Despite living in Florida for most of the time the chain has existed, I didn’t run across a Jon Smith Subs until last week in Miramar Beach, Fla. This location had been open for seven months, and it seemed to be developing traction with vacationers visiting Destin and the other beach towns along U.S. Highway 98. The reason for this traction is the Steak Bomb, a mouth-watering sub that hits a lot of cheesesteak beats but in a way most chain sub shops either can’t or won’t. Sirloin steak is cut fresh, marinated and then tossed on the grill when you order your sandwich. Mushrooms and peppers also get grilled to order. These are then packed alongside provolone cheese into a pillowy soft roll baked either in-house or locally. (In-house in the case of the location I visited.)

Andy Staples

The Steak Bomb is several notches better than anything at Jersey Mike’s or Firehouse, which currently make the best macro-chain sandwiches. But the question is whether enough people will be willing to fork over $6.29 for a six-inch or $10.99 for a footlong. Jimmy John’s is fast, which matters for people grabbing lunch during work and for parents with kids. Subway, which isn’t even in the same universe taste-wise as the chains mentioned above, beats them all on price point.

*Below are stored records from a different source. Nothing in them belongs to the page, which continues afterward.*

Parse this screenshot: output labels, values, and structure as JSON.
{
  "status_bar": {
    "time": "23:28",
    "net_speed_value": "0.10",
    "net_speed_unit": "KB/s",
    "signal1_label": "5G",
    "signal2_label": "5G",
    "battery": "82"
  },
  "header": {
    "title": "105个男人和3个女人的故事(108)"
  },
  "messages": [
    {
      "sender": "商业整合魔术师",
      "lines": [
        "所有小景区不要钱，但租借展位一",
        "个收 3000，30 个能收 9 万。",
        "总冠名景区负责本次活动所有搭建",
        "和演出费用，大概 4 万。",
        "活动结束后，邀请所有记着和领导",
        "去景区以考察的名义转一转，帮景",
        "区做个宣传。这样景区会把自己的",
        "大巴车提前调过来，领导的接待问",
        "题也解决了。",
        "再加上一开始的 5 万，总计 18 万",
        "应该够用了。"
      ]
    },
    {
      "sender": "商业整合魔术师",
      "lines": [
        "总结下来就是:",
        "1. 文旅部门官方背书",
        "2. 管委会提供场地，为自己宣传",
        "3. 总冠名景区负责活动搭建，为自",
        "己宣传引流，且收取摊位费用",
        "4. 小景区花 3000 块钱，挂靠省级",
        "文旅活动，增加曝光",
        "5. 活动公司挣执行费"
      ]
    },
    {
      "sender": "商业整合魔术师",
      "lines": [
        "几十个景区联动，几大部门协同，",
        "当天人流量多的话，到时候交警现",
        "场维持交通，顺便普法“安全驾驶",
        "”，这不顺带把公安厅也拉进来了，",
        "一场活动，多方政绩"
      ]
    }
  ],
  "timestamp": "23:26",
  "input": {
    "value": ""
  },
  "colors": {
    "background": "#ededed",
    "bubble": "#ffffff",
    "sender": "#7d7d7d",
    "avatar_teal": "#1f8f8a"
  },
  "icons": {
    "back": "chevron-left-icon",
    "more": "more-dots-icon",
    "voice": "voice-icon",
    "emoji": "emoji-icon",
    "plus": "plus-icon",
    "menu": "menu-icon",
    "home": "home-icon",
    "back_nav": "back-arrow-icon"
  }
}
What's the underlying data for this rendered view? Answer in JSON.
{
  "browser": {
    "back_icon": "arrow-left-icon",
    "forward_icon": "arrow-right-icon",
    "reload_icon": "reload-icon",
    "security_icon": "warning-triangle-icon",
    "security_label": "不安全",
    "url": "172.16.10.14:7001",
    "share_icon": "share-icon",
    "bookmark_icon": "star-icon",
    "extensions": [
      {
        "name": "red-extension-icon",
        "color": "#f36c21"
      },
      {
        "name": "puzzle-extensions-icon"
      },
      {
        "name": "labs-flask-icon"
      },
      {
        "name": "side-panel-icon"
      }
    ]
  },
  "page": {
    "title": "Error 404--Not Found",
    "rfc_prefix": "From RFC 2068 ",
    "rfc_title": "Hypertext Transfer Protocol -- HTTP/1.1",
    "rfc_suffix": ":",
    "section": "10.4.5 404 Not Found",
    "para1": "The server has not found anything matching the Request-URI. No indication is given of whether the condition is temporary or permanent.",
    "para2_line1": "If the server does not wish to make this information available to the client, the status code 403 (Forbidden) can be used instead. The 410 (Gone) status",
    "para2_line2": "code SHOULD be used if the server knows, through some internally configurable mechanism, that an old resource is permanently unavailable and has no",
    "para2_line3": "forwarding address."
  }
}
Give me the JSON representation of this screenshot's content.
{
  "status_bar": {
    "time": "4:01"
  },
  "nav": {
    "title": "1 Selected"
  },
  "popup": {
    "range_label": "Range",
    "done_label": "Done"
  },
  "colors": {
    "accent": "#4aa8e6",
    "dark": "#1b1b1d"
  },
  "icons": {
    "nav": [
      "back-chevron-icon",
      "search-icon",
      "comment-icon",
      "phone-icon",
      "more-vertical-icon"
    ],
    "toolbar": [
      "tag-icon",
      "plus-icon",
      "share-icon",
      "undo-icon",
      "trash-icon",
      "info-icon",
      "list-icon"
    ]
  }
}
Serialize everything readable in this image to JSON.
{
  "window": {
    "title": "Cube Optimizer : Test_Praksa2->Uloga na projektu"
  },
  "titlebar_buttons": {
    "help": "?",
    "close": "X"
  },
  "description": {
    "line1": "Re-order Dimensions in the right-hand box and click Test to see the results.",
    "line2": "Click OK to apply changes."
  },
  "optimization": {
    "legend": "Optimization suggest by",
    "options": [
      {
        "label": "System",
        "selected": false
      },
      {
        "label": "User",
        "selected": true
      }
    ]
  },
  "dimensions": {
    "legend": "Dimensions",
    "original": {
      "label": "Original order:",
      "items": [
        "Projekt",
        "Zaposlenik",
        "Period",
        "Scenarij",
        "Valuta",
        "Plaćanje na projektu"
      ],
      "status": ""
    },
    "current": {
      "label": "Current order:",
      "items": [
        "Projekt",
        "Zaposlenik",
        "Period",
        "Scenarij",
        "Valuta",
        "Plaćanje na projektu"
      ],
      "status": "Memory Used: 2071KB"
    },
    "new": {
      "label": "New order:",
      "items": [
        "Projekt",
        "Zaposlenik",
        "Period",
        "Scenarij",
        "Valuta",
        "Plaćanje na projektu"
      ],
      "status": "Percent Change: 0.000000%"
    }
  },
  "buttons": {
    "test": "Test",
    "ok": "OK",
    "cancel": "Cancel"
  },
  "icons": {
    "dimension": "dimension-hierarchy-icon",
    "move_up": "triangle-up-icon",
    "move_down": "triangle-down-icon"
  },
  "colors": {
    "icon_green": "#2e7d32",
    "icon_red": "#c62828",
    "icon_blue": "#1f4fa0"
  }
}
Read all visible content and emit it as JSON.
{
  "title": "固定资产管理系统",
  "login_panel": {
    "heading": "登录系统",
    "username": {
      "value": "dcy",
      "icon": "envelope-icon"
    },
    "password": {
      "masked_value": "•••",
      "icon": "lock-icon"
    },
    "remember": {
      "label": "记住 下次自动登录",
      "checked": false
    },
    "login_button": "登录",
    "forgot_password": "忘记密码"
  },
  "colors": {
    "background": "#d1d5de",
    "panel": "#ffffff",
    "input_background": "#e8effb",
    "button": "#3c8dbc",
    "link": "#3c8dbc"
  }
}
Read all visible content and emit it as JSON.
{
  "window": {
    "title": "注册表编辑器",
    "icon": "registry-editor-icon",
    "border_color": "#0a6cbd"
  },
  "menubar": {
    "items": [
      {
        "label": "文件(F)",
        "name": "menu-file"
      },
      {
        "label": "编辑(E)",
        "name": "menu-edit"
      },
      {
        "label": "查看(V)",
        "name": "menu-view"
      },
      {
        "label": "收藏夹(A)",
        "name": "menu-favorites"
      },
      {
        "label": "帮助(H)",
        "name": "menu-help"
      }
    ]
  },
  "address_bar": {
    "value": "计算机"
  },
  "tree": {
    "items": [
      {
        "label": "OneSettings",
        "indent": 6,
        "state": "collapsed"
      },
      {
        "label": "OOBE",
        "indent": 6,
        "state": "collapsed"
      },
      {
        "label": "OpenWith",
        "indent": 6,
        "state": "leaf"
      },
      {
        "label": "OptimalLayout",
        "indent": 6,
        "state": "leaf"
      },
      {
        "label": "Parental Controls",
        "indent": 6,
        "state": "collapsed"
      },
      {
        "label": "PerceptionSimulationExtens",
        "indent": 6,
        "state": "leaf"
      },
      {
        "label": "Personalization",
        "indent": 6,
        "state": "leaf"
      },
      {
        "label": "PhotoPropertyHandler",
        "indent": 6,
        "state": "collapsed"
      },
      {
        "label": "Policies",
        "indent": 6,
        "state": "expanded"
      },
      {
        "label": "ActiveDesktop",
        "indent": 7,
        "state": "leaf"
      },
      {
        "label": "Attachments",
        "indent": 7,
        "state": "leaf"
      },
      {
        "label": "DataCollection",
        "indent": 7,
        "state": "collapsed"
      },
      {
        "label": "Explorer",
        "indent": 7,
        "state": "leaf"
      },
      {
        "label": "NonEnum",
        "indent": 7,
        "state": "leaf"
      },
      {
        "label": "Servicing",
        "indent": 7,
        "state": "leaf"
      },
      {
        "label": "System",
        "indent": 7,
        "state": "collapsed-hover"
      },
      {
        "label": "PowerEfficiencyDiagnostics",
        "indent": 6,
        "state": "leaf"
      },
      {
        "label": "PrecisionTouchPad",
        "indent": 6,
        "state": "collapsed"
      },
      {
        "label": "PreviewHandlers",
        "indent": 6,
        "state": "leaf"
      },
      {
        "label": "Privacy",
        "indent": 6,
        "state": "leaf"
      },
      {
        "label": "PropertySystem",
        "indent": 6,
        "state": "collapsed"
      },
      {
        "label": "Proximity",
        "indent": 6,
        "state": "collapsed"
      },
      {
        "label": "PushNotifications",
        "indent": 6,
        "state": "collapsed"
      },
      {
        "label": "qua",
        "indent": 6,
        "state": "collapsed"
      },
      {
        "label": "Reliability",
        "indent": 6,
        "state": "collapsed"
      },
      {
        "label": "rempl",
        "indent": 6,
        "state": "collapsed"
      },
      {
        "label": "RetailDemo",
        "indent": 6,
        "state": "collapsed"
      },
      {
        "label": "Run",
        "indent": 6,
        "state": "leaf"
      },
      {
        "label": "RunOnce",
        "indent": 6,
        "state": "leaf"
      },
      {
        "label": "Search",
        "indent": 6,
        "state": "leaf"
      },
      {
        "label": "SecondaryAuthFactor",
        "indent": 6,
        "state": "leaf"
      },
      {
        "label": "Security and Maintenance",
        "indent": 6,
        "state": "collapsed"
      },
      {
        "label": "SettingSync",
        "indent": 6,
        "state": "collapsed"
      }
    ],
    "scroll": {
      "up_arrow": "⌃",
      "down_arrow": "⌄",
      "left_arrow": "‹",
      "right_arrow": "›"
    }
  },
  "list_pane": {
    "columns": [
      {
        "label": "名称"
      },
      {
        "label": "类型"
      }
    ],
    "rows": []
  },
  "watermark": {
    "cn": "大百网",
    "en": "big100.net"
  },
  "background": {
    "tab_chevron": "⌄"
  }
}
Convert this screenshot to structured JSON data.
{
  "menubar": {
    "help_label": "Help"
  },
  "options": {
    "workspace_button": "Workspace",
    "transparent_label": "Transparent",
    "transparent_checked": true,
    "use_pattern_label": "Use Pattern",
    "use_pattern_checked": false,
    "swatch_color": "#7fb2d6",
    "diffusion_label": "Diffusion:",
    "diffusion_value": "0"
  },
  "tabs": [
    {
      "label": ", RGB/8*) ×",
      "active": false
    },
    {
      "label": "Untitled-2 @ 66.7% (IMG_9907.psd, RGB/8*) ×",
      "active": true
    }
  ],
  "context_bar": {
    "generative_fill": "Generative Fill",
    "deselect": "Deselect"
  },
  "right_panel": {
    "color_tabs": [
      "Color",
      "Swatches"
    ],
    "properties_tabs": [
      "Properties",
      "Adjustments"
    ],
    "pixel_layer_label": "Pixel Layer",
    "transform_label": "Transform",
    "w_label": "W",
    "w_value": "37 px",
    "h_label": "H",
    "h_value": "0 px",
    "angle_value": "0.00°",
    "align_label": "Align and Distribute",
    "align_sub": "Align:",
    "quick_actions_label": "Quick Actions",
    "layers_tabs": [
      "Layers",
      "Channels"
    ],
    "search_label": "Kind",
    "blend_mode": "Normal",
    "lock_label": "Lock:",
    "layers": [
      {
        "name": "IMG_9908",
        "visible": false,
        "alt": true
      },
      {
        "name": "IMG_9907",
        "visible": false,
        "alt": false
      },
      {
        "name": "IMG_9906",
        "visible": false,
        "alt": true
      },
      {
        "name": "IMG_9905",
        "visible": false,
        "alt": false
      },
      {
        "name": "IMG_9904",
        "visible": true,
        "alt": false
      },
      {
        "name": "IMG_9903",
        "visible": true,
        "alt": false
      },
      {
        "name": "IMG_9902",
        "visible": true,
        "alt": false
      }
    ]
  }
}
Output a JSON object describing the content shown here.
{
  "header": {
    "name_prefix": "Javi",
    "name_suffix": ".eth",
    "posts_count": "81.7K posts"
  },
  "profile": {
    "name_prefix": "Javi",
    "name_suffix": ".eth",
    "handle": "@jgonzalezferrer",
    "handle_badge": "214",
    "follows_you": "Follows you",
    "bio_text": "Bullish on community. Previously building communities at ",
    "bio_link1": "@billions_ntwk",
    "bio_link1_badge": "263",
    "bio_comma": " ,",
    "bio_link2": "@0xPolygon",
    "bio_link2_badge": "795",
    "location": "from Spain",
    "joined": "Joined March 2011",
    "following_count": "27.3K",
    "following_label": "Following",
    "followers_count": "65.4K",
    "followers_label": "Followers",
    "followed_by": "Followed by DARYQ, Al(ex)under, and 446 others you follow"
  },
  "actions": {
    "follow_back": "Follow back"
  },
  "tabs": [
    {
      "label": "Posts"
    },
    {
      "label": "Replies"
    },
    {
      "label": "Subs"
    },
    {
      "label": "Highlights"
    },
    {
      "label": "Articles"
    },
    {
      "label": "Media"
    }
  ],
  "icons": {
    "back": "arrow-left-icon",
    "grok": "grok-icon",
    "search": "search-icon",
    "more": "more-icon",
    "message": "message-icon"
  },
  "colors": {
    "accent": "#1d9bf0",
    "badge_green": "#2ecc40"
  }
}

The subsequent dropoff in quality is obvious, but are people willing to wait a few minutes and pay that much more for great as opposed to adequate?

The target audience for these sandwiches isn’t Subway diners, though. It’s either Five Guys diners or people who choose the less healthy options at Panera Bread. Those people are accustomed to dropping $15–$18 on a quick lunch. They’re willing to pay more for better ingredients. And if they’re Five Guys diners, they’re willing to pony up for good fries. That’s one plus Jon Smith Subs has that the massive chains it is trying to dethrone do not, and it could be an important differentiating factor. I love some salt and vinegar chips, but sometimes I want fries with my sandwich. Jon Smith’s fries are crispy on the outside and chewy on the inside. They aren’t too skinny or too fat. (Think McDonald’s fries in terms of surface area-to-volume ratio.) And they pair beautifully with a steak sub.

Given the franchise’s plans, you’ll probably drive by a Jon Smith Subs someday soon. You’ll probably say to yourself, “What a plain name.” But if you stop in and push through the sticker shock long enough to order a Steak Bomb, you’ll never forget the sandwich.